A conclusão é de um estudo divulgado pelo ISCTE, que defende a necessidade de espaços públicos de interação social.

"Comparando 2025 com 2015, a diferença é evidente: há uma clara redução do número de amigos próximos, um aumento dos sentimentos de solidão e uma diminuição da integração social, embora as pessoas não pareçam estar conscientes desta mudança", afirma a coordenadora do estudo, Luísa Lima, citada na publicação do estudo.

As relações sociais promovem a saúde

As boas relações sociais continuam a estar associadas a níveis mais elevados de saúde e bem-estar. Recomenda-se "remover os obstáculos económicos" ao convívio mais frequente com os amigos, através de políticas públicas, nomeadamente da Administração Local, como a promoção de "espaços públicos de qualidade para o convívio social", cuja utilização não implique gastos.

"Sobretudo os mais jovens, sentem-se atualmente mais solitários, reduziram o número de amigos e de amigos próximos e, nos últimos anos, tiveram menos interações sociais do que antes da pandemia de Covid-19 em 2020", referem os autores do estudo "Amizade em Portugal - Como é? O que mudou?", realizado no ano passado.

A redução do número de amigos e da frequência dos encontros é também maior entre os grupos com menores rendimentos do que entre os grupos com maiores rendimentos.

Tendência para o isolamento

"A população entre os 18 e os 64 anos confirma que Portugal se insere na grande tendência internacional de isolamento das pessoas mais jovens e mais pobres.
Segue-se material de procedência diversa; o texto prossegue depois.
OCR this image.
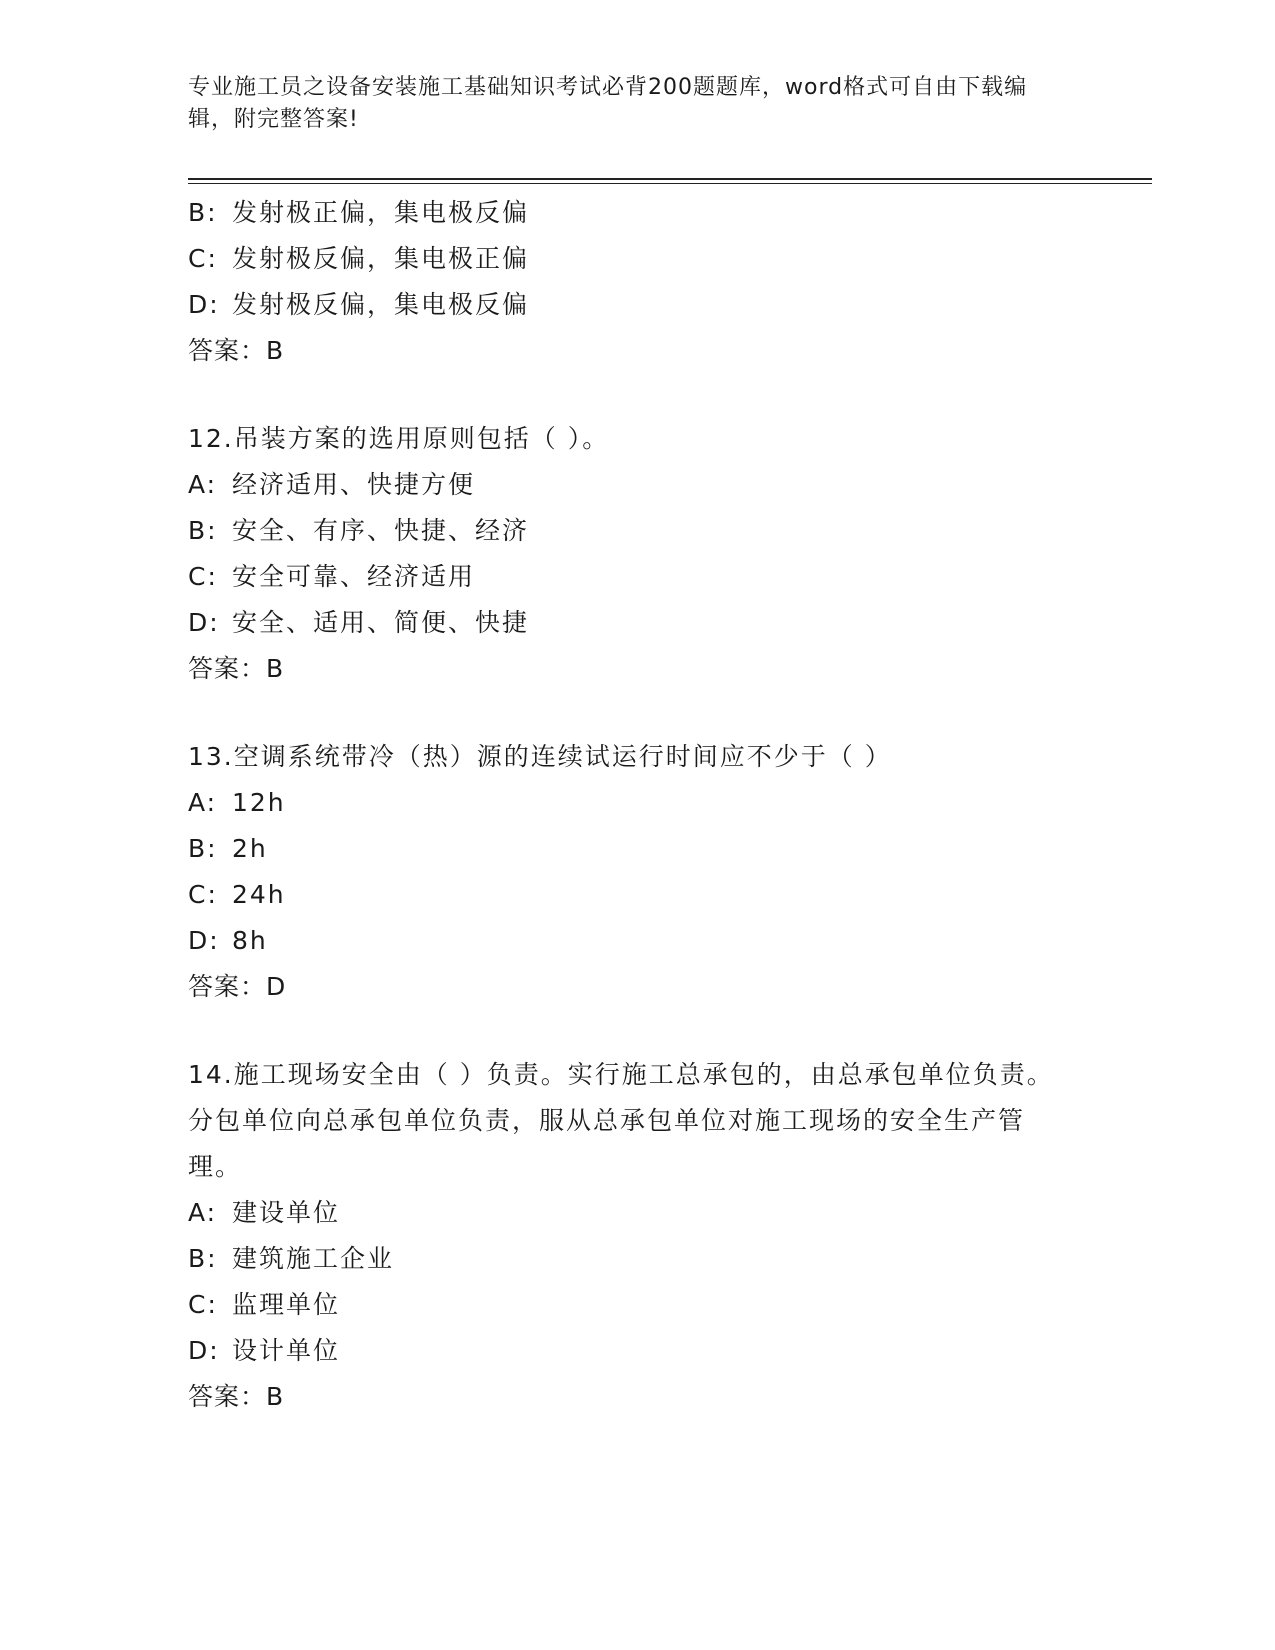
专业施工员之设备安装施工基础知识考试必背200题题库，word格式可自由下载编辑，附完整答案!
B: 发射极正偏，集电极反偏
C: 发射极反偏，集电极正偏
D: 发射极反偏，集电极反偏
答案：B
12.吊装方案的选用原则包括（ ）。
A: 经济适用、快捷方便
B: 安全、有序、快捷、经济
C: 安全可靠、经济适用
D: 安全、适用、简便、快捷
答案：B
13.空调系统带冷（热）源的连续试运行时间应不少于（ ）
A: 12h
B: 2h
C: 24h
D: 8h
答案：D
14.施工现场安全由（ ）负责。实行施工总承包的，由总承包单位负责。分包单位向总承包单位负责，服从总承包单位对施工现场的安全生产管理。
A: 建设单位
B: 建筑施工企业
C: 监理单位
D: 设计单位
答案：B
As pessoas que se sentem sós são mais frequentemente jovens, precárias e com rendimentos mais baixos", referem os investigadores.

Segundo Luísa Lima, as relações mudaram significativamente desde a pandemia, registando "diferenças notáveis" em relação ao estudo realizado em 2015. "Desde então, os mais pobres reduziram o número de amigos, passam menos tempo com outras pessoas e sentem-se mais sozinhos. São o grupo que mais perdeu nos últimos dez anos em termos de relações, capital social, saúde e bem-estar."
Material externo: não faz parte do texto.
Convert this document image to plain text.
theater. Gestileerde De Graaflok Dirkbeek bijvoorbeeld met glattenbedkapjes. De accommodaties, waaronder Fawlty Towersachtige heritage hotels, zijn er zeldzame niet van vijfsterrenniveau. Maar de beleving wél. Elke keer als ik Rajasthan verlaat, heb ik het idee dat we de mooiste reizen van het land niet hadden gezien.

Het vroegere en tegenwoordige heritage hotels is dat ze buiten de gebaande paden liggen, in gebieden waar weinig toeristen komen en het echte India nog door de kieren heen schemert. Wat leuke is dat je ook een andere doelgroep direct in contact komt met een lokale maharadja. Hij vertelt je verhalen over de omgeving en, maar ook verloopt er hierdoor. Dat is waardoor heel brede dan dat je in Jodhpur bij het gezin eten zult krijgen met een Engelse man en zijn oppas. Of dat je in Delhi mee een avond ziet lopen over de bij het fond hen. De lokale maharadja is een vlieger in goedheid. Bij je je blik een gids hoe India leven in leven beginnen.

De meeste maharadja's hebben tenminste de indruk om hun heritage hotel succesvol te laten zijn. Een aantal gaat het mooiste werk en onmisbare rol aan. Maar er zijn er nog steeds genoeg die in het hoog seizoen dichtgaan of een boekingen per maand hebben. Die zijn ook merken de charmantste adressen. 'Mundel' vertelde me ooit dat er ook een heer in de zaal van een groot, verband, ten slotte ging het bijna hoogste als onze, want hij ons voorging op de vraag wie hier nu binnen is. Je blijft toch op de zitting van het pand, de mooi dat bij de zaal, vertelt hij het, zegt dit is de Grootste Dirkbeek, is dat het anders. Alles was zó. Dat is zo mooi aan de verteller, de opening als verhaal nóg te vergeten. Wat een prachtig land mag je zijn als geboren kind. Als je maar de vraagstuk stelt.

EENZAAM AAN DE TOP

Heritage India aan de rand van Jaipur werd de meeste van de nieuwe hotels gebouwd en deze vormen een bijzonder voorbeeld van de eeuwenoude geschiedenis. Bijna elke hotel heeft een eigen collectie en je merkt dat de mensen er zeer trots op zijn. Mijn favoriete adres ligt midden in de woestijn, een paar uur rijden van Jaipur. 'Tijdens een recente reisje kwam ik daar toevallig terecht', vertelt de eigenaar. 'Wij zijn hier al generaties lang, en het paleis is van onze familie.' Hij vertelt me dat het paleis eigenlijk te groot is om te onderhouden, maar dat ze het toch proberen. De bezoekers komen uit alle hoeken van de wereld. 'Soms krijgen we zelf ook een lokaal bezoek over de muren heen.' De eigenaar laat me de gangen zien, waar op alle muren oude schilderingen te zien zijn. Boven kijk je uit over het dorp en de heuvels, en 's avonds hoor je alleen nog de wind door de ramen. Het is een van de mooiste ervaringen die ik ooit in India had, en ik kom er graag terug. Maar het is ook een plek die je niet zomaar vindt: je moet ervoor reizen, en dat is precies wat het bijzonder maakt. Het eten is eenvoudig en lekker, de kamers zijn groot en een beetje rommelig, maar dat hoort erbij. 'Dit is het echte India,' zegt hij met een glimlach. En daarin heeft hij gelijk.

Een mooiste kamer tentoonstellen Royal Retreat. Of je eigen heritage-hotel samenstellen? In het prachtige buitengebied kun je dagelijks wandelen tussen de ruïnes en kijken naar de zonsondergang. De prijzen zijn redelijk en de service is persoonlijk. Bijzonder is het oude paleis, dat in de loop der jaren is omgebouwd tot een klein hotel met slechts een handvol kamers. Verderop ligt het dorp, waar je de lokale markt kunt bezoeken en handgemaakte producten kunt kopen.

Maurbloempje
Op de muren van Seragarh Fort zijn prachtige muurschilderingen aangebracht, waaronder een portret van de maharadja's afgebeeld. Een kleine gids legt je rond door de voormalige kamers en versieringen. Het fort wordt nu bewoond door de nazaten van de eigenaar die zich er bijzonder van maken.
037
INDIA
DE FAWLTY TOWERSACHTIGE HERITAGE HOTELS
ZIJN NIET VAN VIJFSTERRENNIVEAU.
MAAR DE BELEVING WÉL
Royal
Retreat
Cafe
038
No entanto, segundo a mesma fonte, a grande maioria das pessoas "não se apercebe" desta mudança nas relações. Cerca de 60% dos inquiridos acreditam que as relações não mudaram e apenas 20% acreditam que pioraram.

Determinantes da felicidade

As relações com os amigos, sublinham os investigadores, são ainda mais determinantes para a felicidade do que as relações familiares. "Ter bons amigos parece ser bom para a saúde", concluíram.
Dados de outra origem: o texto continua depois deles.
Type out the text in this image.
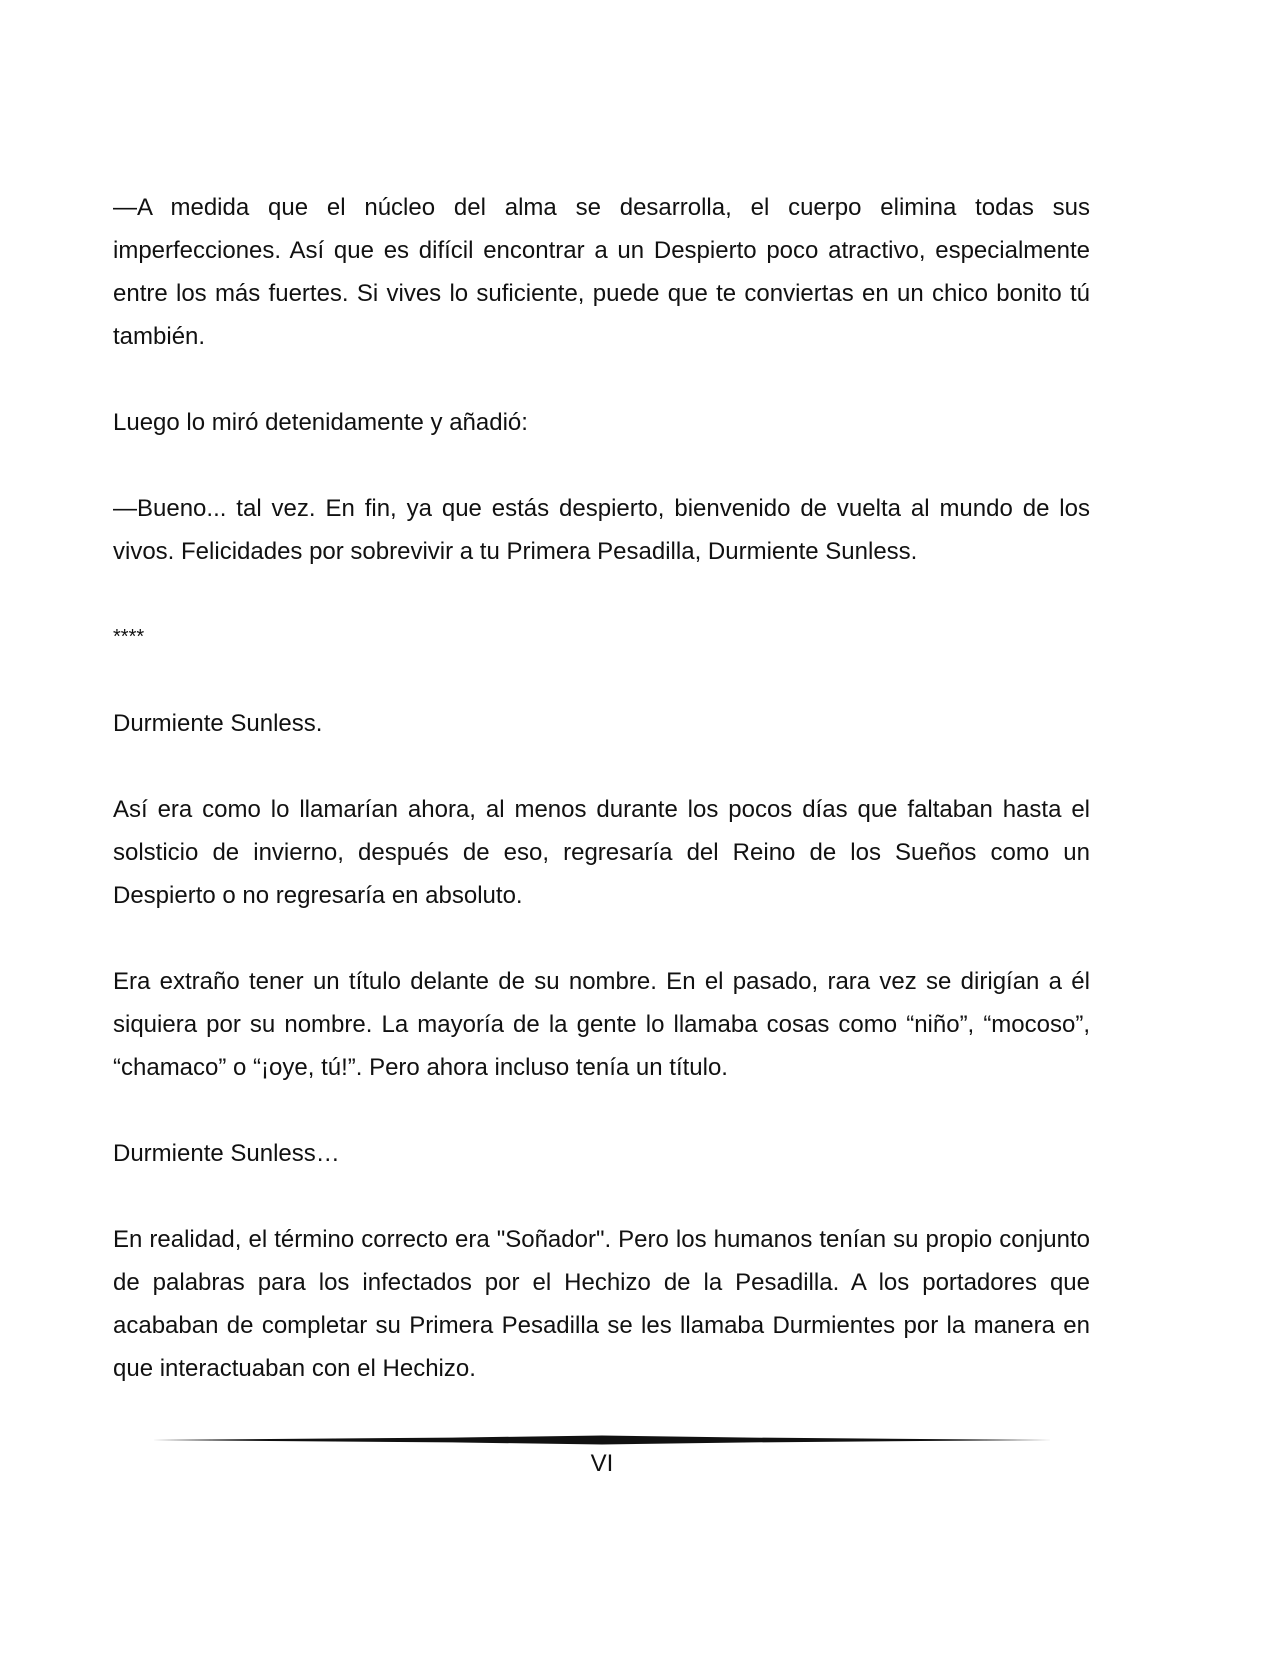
—A medida que el núcleo del alma se desarrolla, el cuerpo elimina todas sus imperfecciones. Así que es difícil encontrar a un Despierto poco atractivo, especialmente entre los más fuertes. Si vives lo suficiente, puede que te conviertas en un chico bonito tú también.

Luego lo miró detenidamente y añadió:

—Bueno... tal vez. En fin, ya que estás despierto, bienvenido de vuelta al mundo de los vivos. Felicidades por sobrevivir a tu Primera Pesadilla, Durmiente Sunless.

****

Durmiente Sunless.

Así era como lo llamarían ahora, al menos durante los pocos días que faltaban hasta el solsticio de invierno, después de eso, regresaría del Reino de los Sueños como un Despierto o no regresaría en absoluto.

Era extraño tener un título delante de su nombre. En el pasado, rara vez se dirigían a él siquiera por su nombre. La mayoría de la gente lo llamaba cosas como “niño”, “mocoso”, “chamaco” o “¡oye, tú!”. Pero ahora incluso tenía un título.

Durmiente Sunless…

En realidad, el término correcto era "Soñador". Pero los humanos tenían su propio conjunto de palabras para los infectados por el Hechizo de la Pesadilla. A los portadores que acababan de completar su Primera Pesadilla se les llamaba Durmientes por la manera en que interactuaban con el Hechizo.

VI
"A ligação social é muito importante para a saúde e a solidão é um problema preocupante. A Organização Mundial de Saúde [OMS] refere a solidão como um problema de saúde pública", sublinhou Luísa Lima.

Solidão

A solidão é mais sentida entre as pessoas que vivem sozinhas (33%) do que entre as que vivem com outras pessoas (20%).

O sentimento de isolamento é também mais frequente entre as pessoas LGBT+ (35%) do que entre as heterossexuais (21%), entre as pessoas com emprego precário (24%) ou desempregadas (39%) do que entre as que têm emprego estável (18%), e entre as mais pobres (43%) do que entre as mais ricas (13%).

"Este resultado mostra que a solidão não depende apenas de variáveis pessoais, mas de causas estruturais ligadas à pertença a grupos socialmente desvalorizados", acrescentou.